To build such a site, we need several components, and sub-components:

  • A search engine, obviously. This is the powerhouse of the system, and provides indexing, scaling capabilities, complex queries and more. I use vespa.ai for this, which is relatively unknown compared to elastic search/solr and co, but it’s extremely good and fits my requirements perfectly. It’s been used to power many large scale engineering efforts at Yahoo, and they open sourced it in 2017. It is the search engine to use on mutable data sets with modern ranking methods. If you need such search capability I’d highly recommend looking at Vespa Cloud. For my application, most search queries execute in under 20ms.
  • Spiders. These crawl news RSS feeds and sitemaps, looking for, visiting and scraping content. They feed data directly into vespa, which processes and indexes according to the schema I’ve defined.
  • If we want to be able to rank articles based on an attribute other than published time, we also need something to feed these signals and update article documents with these signals. I’ve called this component the “augmenter”.
  • A web API. I didn’t want clients/browsers hitting the Vespa document API directly (though that is possible), so there’s a simple kotlin/micronaut application which abstracts some of the Vespa query logic, and can scale independently. This is the “web api”.
  • A site! I’m not a particularly good frontend developer, so I’ve built a static material angular site which gives me decent UI components without a whole lot of effort.

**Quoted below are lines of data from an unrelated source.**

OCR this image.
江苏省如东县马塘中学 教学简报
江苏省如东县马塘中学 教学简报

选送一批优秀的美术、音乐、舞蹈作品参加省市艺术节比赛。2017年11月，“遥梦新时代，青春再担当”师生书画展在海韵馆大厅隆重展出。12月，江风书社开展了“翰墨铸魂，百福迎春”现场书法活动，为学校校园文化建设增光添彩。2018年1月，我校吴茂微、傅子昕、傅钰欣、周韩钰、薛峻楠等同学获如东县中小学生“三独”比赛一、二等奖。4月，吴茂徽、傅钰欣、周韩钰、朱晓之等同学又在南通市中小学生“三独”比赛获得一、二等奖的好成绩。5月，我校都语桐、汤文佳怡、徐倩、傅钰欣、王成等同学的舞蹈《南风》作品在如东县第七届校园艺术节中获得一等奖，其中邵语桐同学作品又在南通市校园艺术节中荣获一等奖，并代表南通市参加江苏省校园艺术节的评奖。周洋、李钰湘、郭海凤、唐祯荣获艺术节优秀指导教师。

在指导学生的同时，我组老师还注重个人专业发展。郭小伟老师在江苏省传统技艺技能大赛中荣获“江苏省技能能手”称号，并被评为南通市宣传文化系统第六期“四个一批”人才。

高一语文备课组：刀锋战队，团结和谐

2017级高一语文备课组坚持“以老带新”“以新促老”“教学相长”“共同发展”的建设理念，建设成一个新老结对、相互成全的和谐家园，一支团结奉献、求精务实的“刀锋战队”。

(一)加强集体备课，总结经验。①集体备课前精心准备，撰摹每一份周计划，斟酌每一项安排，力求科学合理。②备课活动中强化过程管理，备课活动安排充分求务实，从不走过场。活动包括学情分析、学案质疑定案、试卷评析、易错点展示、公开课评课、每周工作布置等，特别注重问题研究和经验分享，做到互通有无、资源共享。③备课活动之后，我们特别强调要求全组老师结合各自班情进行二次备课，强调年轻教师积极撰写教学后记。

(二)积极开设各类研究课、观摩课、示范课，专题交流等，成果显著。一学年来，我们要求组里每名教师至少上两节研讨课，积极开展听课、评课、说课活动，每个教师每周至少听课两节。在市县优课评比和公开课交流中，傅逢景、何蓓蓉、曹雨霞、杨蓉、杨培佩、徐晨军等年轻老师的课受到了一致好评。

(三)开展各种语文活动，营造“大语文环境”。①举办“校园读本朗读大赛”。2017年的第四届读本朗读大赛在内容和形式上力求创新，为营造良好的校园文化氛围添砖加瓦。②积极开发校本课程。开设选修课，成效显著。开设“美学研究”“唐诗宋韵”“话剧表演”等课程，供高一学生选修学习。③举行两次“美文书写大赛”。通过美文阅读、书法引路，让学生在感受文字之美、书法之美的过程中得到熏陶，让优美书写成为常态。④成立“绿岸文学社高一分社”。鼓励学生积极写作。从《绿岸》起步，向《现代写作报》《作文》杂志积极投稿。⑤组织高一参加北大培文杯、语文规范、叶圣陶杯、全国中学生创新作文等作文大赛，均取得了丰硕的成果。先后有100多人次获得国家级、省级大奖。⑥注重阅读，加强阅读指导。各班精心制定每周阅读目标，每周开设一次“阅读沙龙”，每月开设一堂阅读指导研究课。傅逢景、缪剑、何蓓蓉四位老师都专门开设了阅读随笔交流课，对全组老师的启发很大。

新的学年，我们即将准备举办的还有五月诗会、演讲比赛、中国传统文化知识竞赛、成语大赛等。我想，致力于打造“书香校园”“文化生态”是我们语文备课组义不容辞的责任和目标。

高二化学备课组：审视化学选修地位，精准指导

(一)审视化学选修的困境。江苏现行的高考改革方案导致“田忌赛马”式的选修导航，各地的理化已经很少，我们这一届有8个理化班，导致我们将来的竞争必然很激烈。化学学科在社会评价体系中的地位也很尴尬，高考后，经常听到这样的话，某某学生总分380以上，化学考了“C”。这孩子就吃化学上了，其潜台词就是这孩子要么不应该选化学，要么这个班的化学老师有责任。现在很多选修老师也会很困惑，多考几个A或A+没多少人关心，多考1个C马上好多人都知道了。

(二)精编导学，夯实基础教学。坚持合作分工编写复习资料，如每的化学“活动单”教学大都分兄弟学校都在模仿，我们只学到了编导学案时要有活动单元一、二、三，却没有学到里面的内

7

A picture may paint this a little better — here’s an architecture diagram of the components:

Infrastructure & Build pipelines

All components except for the frontend site are deployed into a kubernetes cluster. I originally used Google Kubernetes Engine (GKE), as the $300 intro credit was enticing — however the overall cost compared to say, Linode’s LKE was prohibitive to run on a coffee-a-day budget, and after a month I ended up migrating to LKE. This took less than half a day from Linode account sign-up to complete data migration, DNS repointing etc. The kubernetes cluster is currently made up of two 8GB Linodes, costing about $80/month, plus the load balancer, $20/month, plus the storage volumes, $8.50/month = $108.50/month. GKE pricing is like black magic, but it was substantially more than this ($70/month just for the k8s control plane!).

Each component of the application sits in the same git repository, and GitHub Actions are run depending on paths of commits. For example, if a change is made to files in the web-api path, the appropriate action is run to:

  • Build and run tests against the web-api component
  • Push the docker image to Docker Hub (spiders, web-api, augmenter)
  • Deploys the new image with kustomize and kubectl apply -f.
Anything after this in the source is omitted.